School of Chemistry and Molecular Biosciences, The University of Queensland, St Lucia, Brisbane, QLD, 4072, Australia.
Rapid Commun Mass Spectrom. 2014 Mar 15;28(5):471-82. doi: 10.1002/rcm.6806.
Diseases including cancer and congenital disorders of glycosylation have been associated with changes in the site-specific extent of protein glycosylation. Saliva can be non-invasively sampled and is rich in glycoproteins, giving it the potential to be a useful biofluid for the discovery and detection of disease biomarkers associated with changes in glycosylation.
Saliva was collected from healthy individuals and glycoproteins were enriched using phenylboronic acid based glycoprotein enrichment resin. Proteins were deglycosylated with peptide-N-glycosidase F and digested with AspN or trypsin. Desalted peptides and deglycosylated peptides were separated by reversed-phase liquid chromatography and detected with on-line electrospray ionization quadrupole-time-of-flight mass spectrometry using a 5600 TripleTof instrument. Site-specific glycosylation occupancy was semi-quantitatively determined from the abundance of deglycosylated and nonglycosylated versions of each given peptide.
Glycoprotein enrichment identified 67 independent glycosylation sites from 24 unique proteins, a 3.9-fold increase in the number of glycosylation sites identified. Enrichment of glycoproteins rather than glycopeptides allowed detection of both deglycosylated and nonglycosylated versions of each peptide, and thereby robust measurement of site-specific occupancy at 21 asparagines. Healthy individuals showed limited biological variability in occupancy, with partially modified sites having characteristics consistent with inefficient glycosylation by oligosaccharyltransferase. Inclusion of negative controls without enzymatic deglycosylation controlled for spontaneous chemical deamidation, and identified asparagines previously incorrectly annotated as glycosylated.

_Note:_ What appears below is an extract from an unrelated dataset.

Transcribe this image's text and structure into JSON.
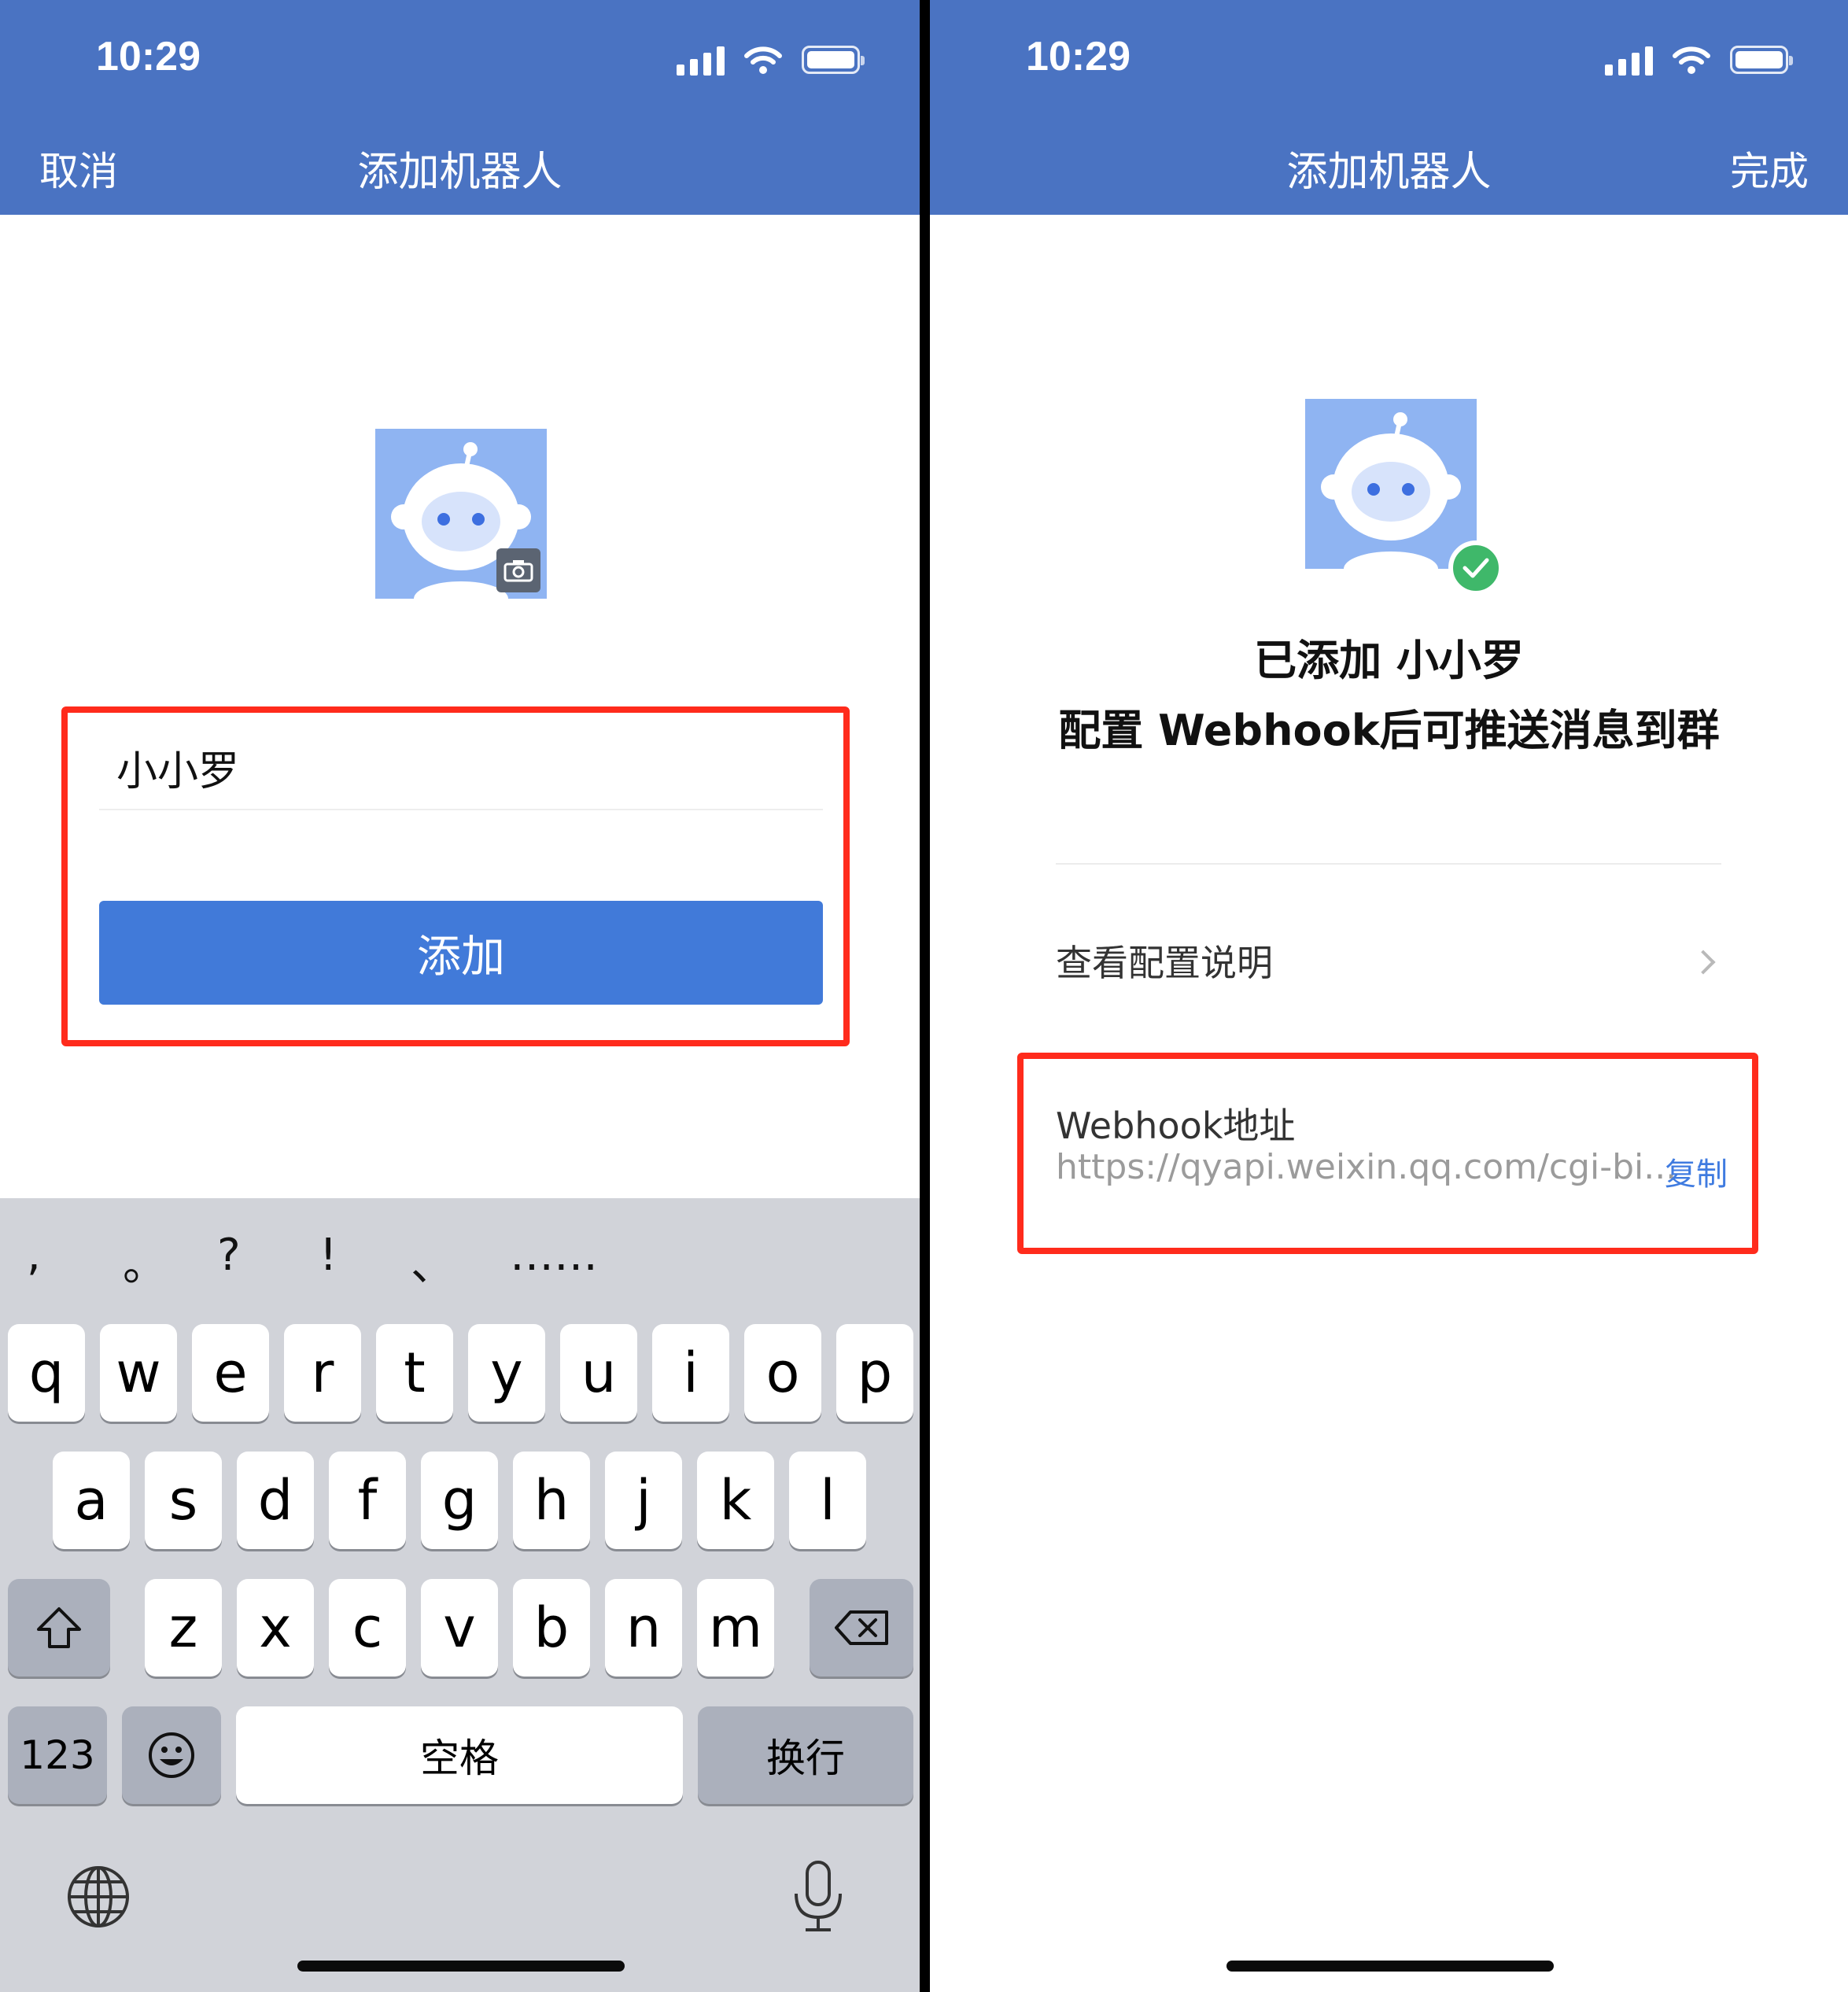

We developed a sample preparation and mass spectrometry detection strategy for rapid and efficient measurement of site-specific glycosylation occupancy on diverse salivary glycoproteins suitable for biomarker discovery and detection of changes in glycosylation occupancy in human disease.
包括癌症和先天性糖基化紊乱在内的疾病与蛋白质糖基化的特定部位的程度变化有关。唾液可以非侵入性地取样,并且富含糖蛋白,使其有可能成为用于发现和检测与糖基化变化相关的疾病生物标志物的有用生物流体。
从健康个体中收集唾液,并使用基于苯硼酸的糖蛋白富集树脂富集糖蛋白。使用肽-N-糖苷酶 F 将蛋白质去糖基化,并使用 AspN 或胰蛋白酶进行消化。用反相液相色谱分离脱糖肽和去糖基化肽,并使用在线电喷雾电离四极杆飞行时间质谱仪(5600 TripleTof 仪器)进行检测。通过对每个给定肽的去糖基化和非糖基化版本的丰度进行半定量测定,确定了特定部位的糖基化占有率。
糖蛋白富集从 24 个独特蛋白质中鉴定出 67 个独立的糖基化位点,糖基化位点的鉴定数量增加了 3.9 倍。糖蛋白的富集而不是糖肽的富集允许检测到每个肽的去糖基化和非糖基化版本,从而可以对 21 个天冬酰胺的特定部位占有率进行稳健测量。健康个体的占有率显示出有限的生物学变异性,部分修饰的位点具有寡糖基转移酶催化效率低下的糖基化特征。不进行酶去糖基化的阴性对照的纳入控制了自发的化学脱酰胺作用,并鉴定了以前错误注释为糖基化的天冬酰胺。
我们开发了一种样品制备和质谱检测策略,用于快速有效地测量各种唾液糖蛋白上特定部位的糖基化占有率,适合用于生物标志物的发现和检测人类疾病中糖基化占有率的变化。